The video inputs are arranged on removable modules that slide into three slots. In the standard configuration, slots 1 and 2 each have two HDMI ports and slot 3 has a single component/RGB input with analog L/R audio connections. You can order a variety of HDMI or component combinations (but no more than two HDMI modules), or even DVI-D and HD-SDI (high-definition serial-digital Interface) boards. HD-SDI is a pro connection format, but it may be useful in some custom installations. There are no composite or S-video options. But a product such as this will normally be used with a flexible preamp/processor or A/V receiver that can get around this issue with its own video switching, processing, and cross-conversion.
The HDMI inputs are 1.2a, not 1.3. That means no Deep Color (increased color bit depth) or x.v.Color (expanded color gamut) when—or if—these two features ever become important in commercial content. There is little activity on that front apart from video games and a few HD camcorders.

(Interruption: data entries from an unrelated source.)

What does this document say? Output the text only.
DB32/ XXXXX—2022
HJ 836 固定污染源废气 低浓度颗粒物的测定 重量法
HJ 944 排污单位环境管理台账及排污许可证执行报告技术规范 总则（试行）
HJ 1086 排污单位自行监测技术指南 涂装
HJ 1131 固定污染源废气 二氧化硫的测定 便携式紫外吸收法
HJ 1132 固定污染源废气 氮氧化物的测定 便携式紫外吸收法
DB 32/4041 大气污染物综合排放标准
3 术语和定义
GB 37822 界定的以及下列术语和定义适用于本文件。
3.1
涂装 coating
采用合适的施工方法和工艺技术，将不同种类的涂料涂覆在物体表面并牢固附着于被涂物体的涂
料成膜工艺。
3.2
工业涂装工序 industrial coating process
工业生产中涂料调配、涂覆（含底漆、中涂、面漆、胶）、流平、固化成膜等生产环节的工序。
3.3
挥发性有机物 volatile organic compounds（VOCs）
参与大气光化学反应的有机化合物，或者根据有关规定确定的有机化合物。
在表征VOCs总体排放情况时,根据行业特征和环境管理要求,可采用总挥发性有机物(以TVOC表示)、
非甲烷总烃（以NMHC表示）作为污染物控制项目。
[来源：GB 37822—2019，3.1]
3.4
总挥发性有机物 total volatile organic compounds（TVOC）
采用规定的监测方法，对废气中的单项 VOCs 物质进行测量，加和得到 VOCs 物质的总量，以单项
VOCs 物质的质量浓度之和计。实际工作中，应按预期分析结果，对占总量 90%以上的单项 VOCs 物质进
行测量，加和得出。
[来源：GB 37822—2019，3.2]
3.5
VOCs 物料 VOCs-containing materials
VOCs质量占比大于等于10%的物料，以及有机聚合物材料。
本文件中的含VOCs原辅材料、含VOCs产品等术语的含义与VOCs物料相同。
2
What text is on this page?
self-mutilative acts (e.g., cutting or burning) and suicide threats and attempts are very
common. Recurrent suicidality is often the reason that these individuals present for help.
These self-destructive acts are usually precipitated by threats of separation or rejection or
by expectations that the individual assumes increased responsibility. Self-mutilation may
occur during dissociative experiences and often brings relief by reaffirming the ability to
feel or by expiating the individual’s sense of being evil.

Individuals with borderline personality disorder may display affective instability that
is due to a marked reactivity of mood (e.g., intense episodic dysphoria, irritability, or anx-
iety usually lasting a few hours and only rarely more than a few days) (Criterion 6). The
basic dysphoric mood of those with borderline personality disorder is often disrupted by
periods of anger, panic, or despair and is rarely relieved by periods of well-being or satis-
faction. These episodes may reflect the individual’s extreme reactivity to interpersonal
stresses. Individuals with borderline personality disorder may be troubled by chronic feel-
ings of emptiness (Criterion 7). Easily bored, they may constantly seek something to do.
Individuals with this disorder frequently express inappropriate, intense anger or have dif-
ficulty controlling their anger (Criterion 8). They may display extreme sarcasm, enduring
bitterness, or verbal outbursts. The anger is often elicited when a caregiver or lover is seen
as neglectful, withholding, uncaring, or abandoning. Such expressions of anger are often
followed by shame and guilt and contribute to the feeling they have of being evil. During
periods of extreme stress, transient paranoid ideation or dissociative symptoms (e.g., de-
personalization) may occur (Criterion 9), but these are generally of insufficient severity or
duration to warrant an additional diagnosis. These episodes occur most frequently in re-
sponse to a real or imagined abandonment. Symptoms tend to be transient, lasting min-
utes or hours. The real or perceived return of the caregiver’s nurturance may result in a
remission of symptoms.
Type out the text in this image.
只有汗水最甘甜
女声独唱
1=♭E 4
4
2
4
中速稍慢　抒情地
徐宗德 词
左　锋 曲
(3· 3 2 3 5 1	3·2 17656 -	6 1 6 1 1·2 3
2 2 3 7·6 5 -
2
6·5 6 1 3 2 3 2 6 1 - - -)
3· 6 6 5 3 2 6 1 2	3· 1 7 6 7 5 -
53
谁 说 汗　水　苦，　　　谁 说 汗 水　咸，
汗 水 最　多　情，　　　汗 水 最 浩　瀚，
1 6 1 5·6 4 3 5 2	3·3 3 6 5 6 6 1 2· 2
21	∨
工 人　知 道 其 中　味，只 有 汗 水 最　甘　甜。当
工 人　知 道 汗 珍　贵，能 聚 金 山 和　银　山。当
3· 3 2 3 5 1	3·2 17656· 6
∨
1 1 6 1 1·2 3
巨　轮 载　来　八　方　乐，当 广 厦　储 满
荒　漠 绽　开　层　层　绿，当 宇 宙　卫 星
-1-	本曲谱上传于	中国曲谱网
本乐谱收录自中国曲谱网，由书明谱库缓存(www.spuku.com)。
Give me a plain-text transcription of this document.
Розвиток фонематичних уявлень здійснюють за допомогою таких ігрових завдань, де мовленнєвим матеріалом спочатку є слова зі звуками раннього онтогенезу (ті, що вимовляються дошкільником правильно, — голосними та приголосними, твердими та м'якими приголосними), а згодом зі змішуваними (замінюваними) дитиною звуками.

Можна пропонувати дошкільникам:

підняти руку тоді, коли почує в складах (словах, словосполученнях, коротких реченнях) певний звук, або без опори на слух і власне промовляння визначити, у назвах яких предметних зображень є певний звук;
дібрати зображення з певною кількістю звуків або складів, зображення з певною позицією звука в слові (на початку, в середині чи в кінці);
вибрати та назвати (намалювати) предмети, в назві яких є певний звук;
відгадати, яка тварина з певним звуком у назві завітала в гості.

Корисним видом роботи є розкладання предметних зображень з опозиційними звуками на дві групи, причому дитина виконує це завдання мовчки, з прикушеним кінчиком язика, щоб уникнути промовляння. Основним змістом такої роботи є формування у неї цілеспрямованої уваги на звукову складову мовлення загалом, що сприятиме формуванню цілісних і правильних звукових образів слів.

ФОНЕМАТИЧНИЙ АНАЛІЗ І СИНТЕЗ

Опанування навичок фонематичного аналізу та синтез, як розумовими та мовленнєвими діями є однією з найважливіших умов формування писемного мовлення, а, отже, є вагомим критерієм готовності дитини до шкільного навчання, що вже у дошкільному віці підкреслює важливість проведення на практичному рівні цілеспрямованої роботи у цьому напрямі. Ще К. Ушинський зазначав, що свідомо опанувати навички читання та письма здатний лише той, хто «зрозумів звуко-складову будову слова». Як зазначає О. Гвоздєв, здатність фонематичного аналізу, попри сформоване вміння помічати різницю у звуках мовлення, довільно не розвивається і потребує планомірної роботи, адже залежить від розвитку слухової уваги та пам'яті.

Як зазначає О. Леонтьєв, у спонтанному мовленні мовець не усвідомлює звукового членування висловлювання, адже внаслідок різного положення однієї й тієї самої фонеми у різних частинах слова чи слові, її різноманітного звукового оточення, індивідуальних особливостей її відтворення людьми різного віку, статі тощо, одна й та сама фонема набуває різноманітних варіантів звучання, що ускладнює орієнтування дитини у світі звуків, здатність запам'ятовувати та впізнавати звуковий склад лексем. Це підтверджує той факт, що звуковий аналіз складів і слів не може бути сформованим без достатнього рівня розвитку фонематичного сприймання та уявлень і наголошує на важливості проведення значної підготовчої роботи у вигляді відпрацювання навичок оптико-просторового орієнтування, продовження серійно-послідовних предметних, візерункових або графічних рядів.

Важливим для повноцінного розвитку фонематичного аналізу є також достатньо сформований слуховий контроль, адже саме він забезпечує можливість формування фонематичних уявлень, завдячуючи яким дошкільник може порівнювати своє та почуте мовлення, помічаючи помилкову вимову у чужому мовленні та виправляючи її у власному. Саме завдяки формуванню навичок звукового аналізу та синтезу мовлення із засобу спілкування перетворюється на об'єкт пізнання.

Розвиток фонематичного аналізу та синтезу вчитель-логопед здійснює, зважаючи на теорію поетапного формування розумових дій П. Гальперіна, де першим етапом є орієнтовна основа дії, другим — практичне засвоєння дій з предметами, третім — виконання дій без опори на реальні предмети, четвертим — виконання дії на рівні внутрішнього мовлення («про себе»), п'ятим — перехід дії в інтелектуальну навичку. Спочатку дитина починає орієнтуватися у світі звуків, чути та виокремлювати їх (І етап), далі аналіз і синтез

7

There are also two non-modular inputs: a PC (VGA) connection (together with a L/R audio minijack) and an RS-232 port. There is no USB interface.
If the set receives a 1080p/24 source, it first doubles it to a 48Hz refresh rate. This is further processed into a "pseudo 96Hz" refresh rate to minimize flicker. According to Panasonic, this is done by using "intelligent subfield distribution." I could not get a clear explanation of this process—if I could describe it here, it would likely make your head explode—but the important point is that a 24fps source is not compromised by conversion to 60fps via 3:2 pulldown as it is in many sets.